Can You Advertise Tobacco on the Internet?

This article explores whether you can advertise tobacco products on social media platforms such as Facebook, Instagram, YouTube, Twitch, Discord etc., as well as regulations related to it.

Can You Advertise Tobacco on the Internet?

Advertising of tobacco and nicotine products should not be promoted, unless they are smoking cessation products. Nine social media platforms have explicitly banned paid advertising of tobacco products, but the definitions of tobacco products vary between platforms. For example, Tumblr allowed paid advertising for e-cigarettes when it was “legal in the target market”. YouTube banned paid tobacco ads and limited the ability to monetize videos that promoted tobacco by labeling them as “with limited or no ads”.

Video creators can earn money by sharing the revenue from the ads that appear in their videos, and videos are less likely to be chosen for advertising if they are labeled as “with limited or no ads”. Newer platforms, such as Twitch and Discord, had no tobacco promotion policies. The federal Family Smoking Prevention and Tobacco Control Act regulates the sale of smokeless cigarettes and tobacco. To this end, the FDA may specifically restrict tobacco advertising in media and events that are attractive to young people, such as social media.
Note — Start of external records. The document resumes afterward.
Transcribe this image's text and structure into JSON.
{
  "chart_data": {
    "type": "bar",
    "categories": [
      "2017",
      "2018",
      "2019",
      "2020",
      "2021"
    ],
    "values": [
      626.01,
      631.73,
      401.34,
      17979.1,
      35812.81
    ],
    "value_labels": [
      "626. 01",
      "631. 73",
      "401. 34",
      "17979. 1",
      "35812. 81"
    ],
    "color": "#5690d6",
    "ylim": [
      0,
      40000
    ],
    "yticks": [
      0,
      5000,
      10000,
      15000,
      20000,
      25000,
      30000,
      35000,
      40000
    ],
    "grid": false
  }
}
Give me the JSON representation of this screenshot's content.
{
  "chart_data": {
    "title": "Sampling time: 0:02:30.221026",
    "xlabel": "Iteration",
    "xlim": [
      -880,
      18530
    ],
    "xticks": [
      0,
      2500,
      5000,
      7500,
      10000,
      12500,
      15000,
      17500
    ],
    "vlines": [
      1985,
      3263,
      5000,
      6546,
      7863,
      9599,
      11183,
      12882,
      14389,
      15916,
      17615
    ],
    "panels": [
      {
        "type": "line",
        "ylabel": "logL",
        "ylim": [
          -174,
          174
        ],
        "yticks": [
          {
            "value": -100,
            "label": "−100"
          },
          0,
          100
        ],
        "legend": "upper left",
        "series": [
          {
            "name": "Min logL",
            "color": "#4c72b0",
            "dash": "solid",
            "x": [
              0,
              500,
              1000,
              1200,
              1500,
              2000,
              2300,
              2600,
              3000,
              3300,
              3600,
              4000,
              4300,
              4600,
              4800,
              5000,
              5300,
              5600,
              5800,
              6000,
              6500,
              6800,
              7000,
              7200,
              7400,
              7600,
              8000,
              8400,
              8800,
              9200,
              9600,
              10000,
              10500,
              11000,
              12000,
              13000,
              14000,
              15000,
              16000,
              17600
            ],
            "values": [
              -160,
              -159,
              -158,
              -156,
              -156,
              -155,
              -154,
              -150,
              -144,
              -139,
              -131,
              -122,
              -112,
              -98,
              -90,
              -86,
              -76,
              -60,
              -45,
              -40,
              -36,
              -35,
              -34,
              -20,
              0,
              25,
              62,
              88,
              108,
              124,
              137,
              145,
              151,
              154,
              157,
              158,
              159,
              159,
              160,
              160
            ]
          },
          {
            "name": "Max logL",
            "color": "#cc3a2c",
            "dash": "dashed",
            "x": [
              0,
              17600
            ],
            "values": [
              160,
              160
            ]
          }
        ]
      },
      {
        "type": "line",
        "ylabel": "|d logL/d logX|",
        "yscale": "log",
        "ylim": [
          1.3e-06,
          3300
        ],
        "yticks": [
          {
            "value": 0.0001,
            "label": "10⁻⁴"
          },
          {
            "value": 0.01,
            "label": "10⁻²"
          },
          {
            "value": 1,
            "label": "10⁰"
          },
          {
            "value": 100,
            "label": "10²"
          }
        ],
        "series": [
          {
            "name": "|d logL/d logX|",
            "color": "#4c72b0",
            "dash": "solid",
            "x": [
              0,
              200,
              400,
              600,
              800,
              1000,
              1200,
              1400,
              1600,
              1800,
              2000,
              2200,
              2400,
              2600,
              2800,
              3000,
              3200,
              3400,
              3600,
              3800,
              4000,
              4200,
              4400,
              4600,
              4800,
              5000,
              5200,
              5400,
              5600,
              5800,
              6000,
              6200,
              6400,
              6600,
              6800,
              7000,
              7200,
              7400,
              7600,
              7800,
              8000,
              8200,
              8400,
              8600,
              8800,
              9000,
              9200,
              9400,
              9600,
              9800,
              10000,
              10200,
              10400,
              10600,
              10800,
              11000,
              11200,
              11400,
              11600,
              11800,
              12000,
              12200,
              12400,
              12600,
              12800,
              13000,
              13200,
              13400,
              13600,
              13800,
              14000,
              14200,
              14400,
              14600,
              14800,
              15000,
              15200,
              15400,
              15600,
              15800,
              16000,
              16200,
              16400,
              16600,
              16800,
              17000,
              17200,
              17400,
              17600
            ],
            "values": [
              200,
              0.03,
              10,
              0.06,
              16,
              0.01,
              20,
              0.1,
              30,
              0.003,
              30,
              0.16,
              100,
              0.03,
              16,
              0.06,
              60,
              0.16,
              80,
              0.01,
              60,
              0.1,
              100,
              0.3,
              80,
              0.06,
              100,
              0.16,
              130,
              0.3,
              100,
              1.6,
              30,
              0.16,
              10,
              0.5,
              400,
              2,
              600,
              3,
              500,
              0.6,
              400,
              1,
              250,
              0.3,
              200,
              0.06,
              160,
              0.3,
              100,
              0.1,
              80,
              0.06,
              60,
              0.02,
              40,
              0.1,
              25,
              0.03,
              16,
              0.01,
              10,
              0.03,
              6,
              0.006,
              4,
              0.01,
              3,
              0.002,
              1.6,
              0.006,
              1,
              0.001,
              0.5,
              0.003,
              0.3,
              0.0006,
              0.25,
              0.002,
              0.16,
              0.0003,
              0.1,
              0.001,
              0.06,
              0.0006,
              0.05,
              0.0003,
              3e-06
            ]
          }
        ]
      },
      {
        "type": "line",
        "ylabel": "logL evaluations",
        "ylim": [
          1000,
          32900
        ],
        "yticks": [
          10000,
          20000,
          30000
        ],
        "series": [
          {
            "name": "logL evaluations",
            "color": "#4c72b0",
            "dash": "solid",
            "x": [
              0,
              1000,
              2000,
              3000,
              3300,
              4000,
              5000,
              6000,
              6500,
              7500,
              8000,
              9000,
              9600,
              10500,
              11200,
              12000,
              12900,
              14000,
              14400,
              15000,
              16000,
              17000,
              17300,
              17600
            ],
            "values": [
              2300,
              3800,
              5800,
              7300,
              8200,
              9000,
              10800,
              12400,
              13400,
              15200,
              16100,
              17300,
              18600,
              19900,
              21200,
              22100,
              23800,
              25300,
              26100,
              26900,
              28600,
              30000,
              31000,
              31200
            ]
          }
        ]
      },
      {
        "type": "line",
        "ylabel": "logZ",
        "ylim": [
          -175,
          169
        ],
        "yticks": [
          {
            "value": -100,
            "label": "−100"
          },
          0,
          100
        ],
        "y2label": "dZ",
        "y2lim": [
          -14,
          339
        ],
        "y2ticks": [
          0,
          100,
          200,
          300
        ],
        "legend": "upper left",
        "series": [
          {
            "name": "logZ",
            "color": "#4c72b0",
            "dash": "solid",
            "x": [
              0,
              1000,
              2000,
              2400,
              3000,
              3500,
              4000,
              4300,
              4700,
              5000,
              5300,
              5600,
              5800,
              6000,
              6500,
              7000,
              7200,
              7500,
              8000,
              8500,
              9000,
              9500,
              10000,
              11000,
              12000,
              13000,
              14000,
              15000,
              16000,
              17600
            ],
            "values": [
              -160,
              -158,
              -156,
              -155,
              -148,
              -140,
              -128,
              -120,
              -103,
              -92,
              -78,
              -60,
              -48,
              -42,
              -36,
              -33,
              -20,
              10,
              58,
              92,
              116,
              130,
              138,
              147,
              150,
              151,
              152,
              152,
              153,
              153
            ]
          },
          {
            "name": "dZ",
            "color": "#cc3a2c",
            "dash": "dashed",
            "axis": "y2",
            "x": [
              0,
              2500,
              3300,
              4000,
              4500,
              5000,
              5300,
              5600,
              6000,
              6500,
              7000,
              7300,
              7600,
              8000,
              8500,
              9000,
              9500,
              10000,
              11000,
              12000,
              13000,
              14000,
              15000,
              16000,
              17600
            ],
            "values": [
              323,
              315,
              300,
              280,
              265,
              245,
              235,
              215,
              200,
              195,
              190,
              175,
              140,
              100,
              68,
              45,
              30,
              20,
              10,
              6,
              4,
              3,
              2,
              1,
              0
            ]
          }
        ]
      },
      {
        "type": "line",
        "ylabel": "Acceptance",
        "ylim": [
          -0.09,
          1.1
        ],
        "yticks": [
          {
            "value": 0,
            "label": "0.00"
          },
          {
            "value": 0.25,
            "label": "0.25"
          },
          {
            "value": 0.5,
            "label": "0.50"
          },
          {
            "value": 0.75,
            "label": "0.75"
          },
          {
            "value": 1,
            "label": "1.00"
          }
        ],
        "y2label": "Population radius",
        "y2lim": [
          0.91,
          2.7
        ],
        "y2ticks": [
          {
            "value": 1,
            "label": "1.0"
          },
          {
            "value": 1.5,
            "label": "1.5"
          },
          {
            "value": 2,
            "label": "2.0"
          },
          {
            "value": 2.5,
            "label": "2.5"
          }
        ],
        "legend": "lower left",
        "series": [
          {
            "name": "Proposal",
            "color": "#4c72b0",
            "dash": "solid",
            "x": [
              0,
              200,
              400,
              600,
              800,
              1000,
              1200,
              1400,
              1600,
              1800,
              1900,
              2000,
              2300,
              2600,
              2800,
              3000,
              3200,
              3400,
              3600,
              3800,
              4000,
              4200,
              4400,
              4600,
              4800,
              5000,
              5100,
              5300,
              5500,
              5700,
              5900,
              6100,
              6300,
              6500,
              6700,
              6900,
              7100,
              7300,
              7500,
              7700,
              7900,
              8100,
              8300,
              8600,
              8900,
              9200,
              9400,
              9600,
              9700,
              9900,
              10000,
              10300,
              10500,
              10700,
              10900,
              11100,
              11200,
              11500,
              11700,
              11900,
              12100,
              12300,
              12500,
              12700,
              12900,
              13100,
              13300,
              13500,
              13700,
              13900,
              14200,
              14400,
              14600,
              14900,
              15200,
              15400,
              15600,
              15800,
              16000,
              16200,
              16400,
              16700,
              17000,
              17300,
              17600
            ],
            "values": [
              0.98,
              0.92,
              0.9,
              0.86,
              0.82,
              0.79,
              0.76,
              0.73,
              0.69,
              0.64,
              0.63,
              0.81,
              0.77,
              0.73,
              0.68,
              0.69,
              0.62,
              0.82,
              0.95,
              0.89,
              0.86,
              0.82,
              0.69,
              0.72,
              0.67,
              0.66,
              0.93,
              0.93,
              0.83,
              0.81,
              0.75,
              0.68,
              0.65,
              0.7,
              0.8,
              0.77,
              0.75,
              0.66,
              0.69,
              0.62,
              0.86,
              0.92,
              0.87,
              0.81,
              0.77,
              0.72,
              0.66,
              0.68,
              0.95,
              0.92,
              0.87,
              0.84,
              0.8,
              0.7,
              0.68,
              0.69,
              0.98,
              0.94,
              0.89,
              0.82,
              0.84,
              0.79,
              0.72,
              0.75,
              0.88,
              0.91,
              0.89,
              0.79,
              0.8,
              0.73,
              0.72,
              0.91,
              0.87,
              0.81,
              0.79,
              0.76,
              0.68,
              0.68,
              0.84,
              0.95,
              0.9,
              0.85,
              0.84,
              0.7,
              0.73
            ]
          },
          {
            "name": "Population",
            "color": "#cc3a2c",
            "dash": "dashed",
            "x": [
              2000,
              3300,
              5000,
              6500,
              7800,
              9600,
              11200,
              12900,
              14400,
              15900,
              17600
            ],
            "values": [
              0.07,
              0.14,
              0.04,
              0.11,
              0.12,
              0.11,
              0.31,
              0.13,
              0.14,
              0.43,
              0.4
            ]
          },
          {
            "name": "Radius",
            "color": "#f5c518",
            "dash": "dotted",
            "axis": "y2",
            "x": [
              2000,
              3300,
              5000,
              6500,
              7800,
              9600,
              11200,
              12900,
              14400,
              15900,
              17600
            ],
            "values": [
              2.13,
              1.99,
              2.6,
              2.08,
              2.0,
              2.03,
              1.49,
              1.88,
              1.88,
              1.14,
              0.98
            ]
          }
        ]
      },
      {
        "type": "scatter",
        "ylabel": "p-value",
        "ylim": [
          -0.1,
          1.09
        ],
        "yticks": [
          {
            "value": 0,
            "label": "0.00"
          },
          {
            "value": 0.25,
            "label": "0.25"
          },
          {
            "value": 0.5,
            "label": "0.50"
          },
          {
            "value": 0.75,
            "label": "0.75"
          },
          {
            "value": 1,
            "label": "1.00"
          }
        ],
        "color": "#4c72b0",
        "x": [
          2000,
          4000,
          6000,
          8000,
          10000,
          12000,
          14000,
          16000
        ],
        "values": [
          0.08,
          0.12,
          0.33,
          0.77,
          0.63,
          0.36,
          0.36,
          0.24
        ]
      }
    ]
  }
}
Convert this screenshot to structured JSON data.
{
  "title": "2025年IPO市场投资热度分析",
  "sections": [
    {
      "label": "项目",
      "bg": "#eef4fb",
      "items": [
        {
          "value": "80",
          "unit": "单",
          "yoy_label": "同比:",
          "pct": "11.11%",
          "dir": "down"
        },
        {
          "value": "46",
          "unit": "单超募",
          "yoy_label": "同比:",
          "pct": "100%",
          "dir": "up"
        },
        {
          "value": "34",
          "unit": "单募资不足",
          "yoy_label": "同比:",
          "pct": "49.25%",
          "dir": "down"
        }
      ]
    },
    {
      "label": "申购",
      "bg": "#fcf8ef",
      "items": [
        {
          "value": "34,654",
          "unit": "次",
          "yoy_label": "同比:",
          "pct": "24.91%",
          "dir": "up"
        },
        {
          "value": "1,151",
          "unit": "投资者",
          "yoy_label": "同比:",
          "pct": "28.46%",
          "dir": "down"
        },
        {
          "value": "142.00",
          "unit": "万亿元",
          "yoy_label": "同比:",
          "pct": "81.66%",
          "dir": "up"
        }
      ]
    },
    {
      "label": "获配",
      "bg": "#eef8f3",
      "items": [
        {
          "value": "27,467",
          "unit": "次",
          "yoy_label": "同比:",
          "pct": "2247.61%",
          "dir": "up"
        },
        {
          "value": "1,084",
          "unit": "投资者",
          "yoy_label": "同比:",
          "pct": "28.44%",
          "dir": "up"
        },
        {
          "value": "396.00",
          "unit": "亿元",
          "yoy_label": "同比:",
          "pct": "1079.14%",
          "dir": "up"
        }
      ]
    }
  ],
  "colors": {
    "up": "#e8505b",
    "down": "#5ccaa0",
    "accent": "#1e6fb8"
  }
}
Six platforms restricted content that sells tobacco products and three tried to prohibit minors from accessing content that promotes or sells tobacco products. Regulations that restrict the marketing of tobacco limit the promotion, placement, flavorings, or prices of tobacco products. Removing advertising panels containing tobacco on the walls of boxes has been shown to reduce the likelihood of teenagers smoking. Tobacco advertising and sales practices in authorized retail establishments must comply with Food and Drug Administration regulations.

Funding for this study is an inter-agency collaborative project of the Marketing Influences Special Interest Group (SIG) with the support, in part, of the Coordination Center for Analysis, Science, Improvement and Logistics (CASEL) in tobacco regulatory science U54DA046060-01 (National Institute on Drug Abuse (NIDA) and the Food and Drug Administration's Center for Tobacco Products (FDA CTP). Tobacco control researchers have studied the cross-border promotion of tobacco less because non-native languages and locations in other countries are often omitted from social media surveillance (usually not in English and in non-U. S. languages).

Tobacco promotion is prolific on social networks, and each platform sets its own restrictions on the promotion and sale of tobacco. In addition, platforms must clearly define policies that prohibit the promotion and sale of tobacco products through both direct and indirect methods (for example, influencers who market the product) and explicitly establish policies that prohibit young people from accessing promotional content about tobacco. For example, Facebook and Instagram didn't allow tobacco products to be sold in their “marketplace”, but they allowed brands and retailers to sell tobacco products in their age-restricted publications. The ban on the sale of tobacco products varied: some prohibited sales on their official commercial platforms and others prohibited user-to-user transactions, which could include smoking-related gifts.

The restrictions on promotion included that the platform's algorithm did not “promote” or recommend promotional content about tobacco to its users and the prohibition of creating posts by influencers with content about tobacco.

Clifton Dupriest
Clifton Dupriest

Award-winning coffee aficionado. Typical travel guru. Incurable coffee junkie. Proud music advocate. General pop culture guru.